Quand le Moyen-Orient se « désengage » vis-à-vis des États-Unis

Quand le Moyen-Orient se « désengage » vis-à-vis des États-Unis

Le président chinois Xi Jinping et le prince héritier saoudien Mohammad ben Salman, à Riyad, le 8 décembre 2022. Archives AFP

La visite de Xi Jinping en Arabie saoudite la semaine dernière a été un autre moment de vérité pour les États-Unis : le président chinois a été reçu en fanfare par les Saoudiens, tandis que celle de Joe Biden, en juillet dernier, était bien plus discrète – notamment en raison des retombées diplomatiques du meurtre de Jamal Khashoggi par un régime que le nouveau président américain a qualifié de « paria ».
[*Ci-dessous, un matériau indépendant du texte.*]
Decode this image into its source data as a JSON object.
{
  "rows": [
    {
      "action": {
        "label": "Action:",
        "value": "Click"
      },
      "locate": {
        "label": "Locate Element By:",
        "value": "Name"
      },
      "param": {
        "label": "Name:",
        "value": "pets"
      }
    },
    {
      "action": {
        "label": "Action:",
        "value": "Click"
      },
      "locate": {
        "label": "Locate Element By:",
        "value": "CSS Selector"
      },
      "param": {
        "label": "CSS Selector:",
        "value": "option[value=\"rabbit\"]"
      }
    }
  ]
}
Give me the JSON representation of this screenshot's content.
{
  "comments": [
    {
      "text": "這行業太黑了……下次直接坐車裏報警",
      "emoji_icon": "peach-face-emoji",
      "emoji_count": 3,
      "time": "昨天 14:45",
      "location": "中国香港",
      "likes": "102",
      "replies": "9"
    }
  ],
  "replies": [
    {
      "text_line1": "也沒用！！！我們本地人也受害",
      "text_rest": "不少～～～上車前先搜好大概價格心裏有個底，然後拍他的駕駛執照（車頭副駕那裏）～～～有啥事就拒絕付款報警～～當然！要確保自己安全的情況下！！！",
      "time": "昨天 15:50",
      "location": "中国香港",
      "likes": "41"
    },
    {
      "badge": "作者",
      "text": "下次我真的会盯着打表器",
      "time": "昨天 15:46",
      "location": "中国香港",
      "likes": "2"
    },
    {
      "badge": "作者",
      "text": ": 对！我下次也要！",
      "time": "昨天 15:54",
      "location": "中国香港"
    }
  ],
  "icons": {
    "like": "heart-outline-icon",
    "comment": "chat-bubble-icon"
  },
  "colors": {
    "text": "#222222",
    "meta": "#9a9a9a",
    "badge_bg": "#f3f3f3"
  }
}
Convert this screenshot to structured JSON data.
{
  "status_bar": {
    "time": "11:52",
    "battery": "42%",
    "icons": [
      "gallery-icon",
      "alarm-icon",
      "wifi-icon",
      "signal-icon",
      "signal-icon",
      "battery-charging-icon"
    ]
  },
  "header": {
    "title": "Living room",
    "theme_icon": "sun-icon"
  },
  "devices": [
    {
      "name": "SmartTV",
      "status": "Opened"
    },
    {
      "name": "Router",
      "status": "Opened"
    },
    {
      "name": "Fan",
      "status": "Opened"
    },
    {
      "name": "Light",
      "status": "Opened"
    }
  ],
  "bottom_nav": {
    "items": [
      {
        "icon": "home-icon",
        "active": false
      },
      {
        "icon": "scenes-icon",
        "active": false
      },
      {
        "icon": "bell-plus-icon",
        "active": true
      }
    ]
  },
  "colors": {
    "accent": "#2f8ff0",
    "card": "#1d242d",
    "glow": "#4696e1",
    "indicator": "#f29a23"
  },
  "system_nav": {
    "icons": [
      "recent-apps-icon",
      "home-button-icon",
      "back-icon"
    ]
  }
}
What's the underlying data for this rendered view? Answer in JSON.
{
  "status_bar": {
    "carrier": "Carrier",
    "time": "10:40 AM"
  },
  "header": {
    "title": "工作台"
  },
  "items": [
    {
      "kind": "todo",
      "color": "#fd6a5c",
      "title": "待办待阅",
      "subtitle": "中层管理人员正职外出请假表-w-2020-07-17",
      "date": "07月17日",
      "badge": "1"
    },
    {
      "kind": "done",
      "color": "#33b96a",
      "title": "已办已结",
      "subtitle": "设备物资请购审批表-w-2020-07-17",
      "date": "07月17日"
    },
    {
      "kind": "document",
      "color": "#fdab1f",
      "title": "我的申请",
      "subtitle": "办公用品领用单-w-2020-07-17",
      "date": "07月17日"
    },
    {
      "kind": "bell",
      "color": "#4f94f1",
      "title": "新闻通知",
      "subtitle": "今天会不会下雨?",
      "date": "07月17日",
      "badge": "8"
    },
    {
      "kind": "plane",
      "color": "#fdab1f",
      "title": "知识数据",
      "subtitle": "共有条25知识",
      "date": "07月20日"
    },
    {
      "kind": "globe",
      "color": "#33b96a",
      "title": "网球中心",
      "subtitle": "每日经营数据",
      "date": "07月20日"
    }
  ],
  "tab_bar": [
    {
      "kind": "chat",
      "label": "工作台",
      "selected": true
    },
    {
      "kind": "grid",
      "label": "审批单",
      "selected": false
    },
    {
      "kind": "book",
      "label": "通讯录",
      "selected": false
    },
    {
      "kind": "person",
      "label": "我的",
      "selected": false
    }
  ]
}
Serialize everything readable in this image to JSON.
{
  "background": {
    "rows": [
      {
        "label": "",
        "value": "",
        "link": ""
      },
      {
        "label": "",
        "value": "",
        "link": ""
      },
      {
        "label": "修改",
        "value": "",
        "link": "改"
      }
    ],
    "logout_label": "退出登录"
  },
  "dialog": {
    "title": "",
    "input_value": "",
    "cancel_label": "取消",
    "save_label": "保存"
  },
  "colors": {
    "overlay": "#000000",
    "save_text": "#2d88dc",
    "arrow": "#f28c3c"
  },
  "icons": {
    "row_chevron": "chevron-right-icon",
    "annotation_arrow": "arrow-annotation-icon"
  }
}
Un contraste d’autant plus gênant que les États-Unis n’apprécient guère l’impression répandue au Moyen-Orient qu’ils se désengagent de la région. Lors d’un sommet avec les dirigeants arabes en juillet dernier, M. Biden s’est d’ailleurs empressé d’assurer à ses homologues que Washington « ne laisserait pas un vide à combler par la Chine, la Russie ou l’Iran », l’effort visant à contenir la puissance chinoise devant être mondial plutôt que centré sur le Pacifique. Là où le bât blesse, c’est que les gouvernements du Moyen-Orient ne sont désormais pas disposés à être mobilisés dans des croisades antichinoises ou antirusses…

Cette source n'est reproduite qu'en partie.